Yes, your selfie habit comes with a price.

The classified documents show that data from the latest generation of iPhone and Android apps isn't limited to age, gender, and location. According to the Guardian, the agency might even be able to figure out if you're a swinger:

One slide from a May 2010 NSA presentation on getting data from smartphones – breathlessly titled "Golden Nugget!" – sets out the agency's "perfect scenario": "Target uploading photo to a social media site taken with a mobile device. What can we get?"

The question is answered in the notes to the slide: from that event alone, the agency said it could obtain a "possible image", email selector, phone, buddy lists, and "a host of other social working data as well as location".

In practice, most major social media sites, such as Facebook and Twitter, strip photos of identifying location metadata (known as EXIF data) before publication. However, depending on when this is done during upload, such data may still, briefly, be available for collection by the agencies as it travels across the networks.

Depending on what profile information a user had supplied, the documents suggested, the agency would be able to collect almost every key detail of a user's life: including home country, current location (through geolocation), age, gender, zip code, martial status – options included "single", "married", "divorced", "swinger" and more – income, ethnicity, sexual orientation, education level, and number of children.

It's all part of the NSA's dragnet approach. Rather than hack into one person's handset, the agency uses mass surveillance tools, "such as cable taps, or from international mobile networks," to "collect large quantities of mobile phone data," from apps. And the more obsessed you get with the computer in your pocket, the more data the NSA gets.

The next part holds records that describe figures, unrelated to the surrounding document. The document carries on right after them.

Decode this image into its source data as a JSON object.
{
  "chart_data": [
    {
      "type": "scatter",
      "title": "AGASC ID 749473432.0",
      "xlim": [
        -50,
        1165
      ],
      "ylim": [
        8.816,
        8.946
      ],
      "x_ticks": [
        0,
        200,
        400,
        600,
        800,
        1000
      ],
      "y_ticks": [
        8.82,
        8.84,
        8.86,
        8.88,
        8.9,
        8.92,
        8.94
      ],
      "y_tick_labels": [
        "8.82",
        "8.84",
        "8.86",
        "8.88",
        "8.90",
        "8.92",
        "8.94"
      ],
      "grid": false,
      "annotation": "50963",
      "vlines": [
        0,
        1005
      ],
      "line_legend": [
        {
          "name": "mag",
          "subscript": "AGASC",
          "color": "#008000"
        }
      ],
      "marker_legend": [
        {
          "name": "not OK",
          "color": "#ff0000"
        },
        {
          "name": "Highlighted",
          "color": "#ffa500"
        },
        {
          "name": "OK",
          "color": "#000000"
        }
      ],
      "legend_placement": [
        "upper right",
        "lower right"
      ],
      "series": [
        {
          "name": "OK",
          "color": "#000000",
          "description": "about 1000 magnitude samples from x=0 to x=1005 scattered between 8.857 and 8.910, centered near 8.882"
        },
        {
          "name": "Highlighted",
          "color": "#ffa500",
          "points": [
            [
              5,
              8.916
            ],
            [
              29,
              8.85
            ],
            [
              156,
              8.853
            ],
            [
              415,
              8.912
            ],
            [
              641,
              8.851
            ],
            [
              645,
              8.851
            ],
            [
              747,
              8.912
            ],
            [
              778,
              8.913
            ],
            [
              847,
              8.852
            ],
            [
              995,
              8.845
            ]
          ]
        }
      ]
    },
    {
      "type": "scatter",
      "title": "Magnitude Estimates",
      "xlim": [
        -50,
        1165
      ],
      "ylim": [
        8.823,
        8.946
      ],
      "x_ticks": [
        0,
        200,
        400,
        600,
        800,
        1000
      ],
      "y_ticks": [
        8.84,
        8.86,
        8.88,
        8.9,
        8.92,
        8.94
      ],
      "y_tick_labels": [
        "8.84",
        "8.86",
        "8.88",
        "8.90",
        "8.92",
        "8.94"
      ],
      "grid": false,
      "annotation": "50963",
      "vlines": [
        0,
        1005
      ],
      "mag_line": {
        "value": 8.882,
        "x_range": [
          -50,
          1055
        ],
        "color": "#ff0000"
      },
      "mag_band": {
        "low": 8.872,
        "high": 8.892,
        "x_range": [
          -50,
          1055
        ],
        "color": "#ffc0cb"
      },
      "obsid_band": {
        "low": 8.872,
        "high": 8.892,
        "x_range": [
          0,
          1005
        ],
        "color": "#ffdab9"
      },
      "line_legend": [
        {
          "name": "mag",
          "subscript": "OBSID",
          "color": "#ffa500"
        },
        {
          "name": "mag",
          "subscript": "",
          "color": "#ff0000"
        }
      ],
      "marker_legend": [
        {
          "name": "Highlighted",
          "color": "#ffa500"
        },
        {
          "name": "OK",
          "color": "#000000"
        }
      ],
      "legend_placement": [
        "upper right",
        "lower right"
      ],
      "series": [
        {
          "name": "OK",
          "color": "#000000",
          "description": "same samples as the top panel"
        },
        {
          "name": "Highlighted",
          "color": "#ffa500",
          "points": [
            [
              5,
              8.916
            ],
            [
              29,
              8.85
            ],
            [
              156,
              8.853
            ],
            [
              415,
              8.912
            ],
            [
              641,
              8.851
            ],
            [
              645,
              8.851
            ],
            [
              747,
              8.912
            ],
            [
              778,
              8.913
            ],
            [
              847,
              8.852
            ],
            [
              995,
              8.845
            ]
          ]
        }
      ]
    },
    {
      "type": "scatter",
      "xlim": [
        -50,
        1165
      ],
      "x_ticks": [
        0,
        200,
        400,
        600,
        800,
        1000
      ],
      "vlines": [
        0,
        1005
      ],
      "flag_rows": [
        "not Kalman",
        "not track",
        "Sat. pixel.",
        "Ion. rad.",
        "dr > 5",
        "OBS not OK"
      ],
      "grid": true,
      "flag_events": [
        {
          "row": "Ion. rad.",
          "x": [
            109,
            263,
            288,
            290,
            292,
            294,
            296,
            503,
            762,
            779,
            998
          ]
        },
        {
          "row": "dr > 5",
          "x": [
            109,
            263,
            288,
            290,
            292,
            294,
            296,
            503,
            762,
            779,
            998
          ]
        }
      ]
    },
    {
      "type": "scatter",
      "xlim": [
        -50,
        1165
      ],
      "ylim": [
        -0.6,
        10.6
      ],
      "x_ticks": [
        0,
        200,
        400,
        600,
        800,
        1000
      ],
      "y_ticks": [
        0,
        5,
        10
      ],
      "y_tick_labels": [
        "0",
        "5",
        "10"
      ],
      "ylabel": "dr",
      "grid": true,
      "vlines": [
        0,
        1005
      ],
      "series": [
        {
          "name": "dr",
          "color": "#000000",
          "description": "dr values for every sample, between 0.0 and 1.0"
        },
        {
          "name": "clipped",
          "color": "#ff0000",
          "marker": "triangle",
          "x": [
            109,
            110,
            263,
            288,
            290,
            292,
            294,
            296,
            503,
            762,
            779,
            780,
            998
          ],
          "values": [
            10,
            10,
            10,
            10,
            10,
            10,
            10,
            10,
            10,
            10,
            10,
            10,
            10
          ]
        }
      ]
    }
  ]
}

The agencies also made use of their mobile interception capabilities to collect location information in bulk, from Google and other mapping apps. One basic effort by GCHQ and the NSA was to build a database geolocating every mobile phone mast in the world – meaning that just by taking tower ID from a handset, location information could be gleaned.

A more sophisticated effort, though, relied on intercepting Google Maps queries made on smartphones, and using them to collect large volumes of location information.

So successful was this effort that one 2008 document noted that "[i]t effectively means that anyone using Google Maps on a smartphone is working in support of a GCHQ system."

App developers or the companies that deliver an app's advertisements decide what information is generated. The Guardian says potentially sensitive details "would likely qualify as content, rather than metadata."

President Obama's recent speech about reforming the NSA focused on the collection of metadata and did not mention the information collected from smartphone apps. As with other recent revelations, the NSA says its not using its spy tools on Americans, but rather "valid foreign intelligence targets".

Just like the shadowy data brokers that sell information you put on Facebook to marketers, here the middlemen are the ad platforms:

One mobile ad platform, Millennial Media, appeared to offer particularly rich information. Millennial Media's website states it has partnered with Rovio on a special edition of Angry Birds; with Farmville maker Zynga; with Call of Duty developer Activision, and many other major franchises.

The agencies try to target "weak spots" in the communications infrastructure:

Another slide details weak spots in where data flows from mobile phone network providers to the wider internet, where the agency attempts to intercept communications. These are locations either within a particular network, or international roaming exchanges (known as GRXs), where data from travellers roaming outside their home country is routed.

In a 2010 presentation about the spy agencies big plans for mobile phone interception, GCHQ named their tech tools after various Smurfs:

GCHQ's targeted tools against individual smartphones are named after characters in the TV series The Smurfs. An ability to make the phone's microphone 'hot', to listen in to conversations, is named "Nosey Smurf". High-precision geolocation is called "Tracker Smurf", power management – an ability to stealthily activate an a phone that is apparently turned off – is "Dreamy Smurf", while the spyware's self-hiding capabilities are codenamed "Paranoid Smurf".

To the spy agencies, your privacy looks like dopey old cartoon.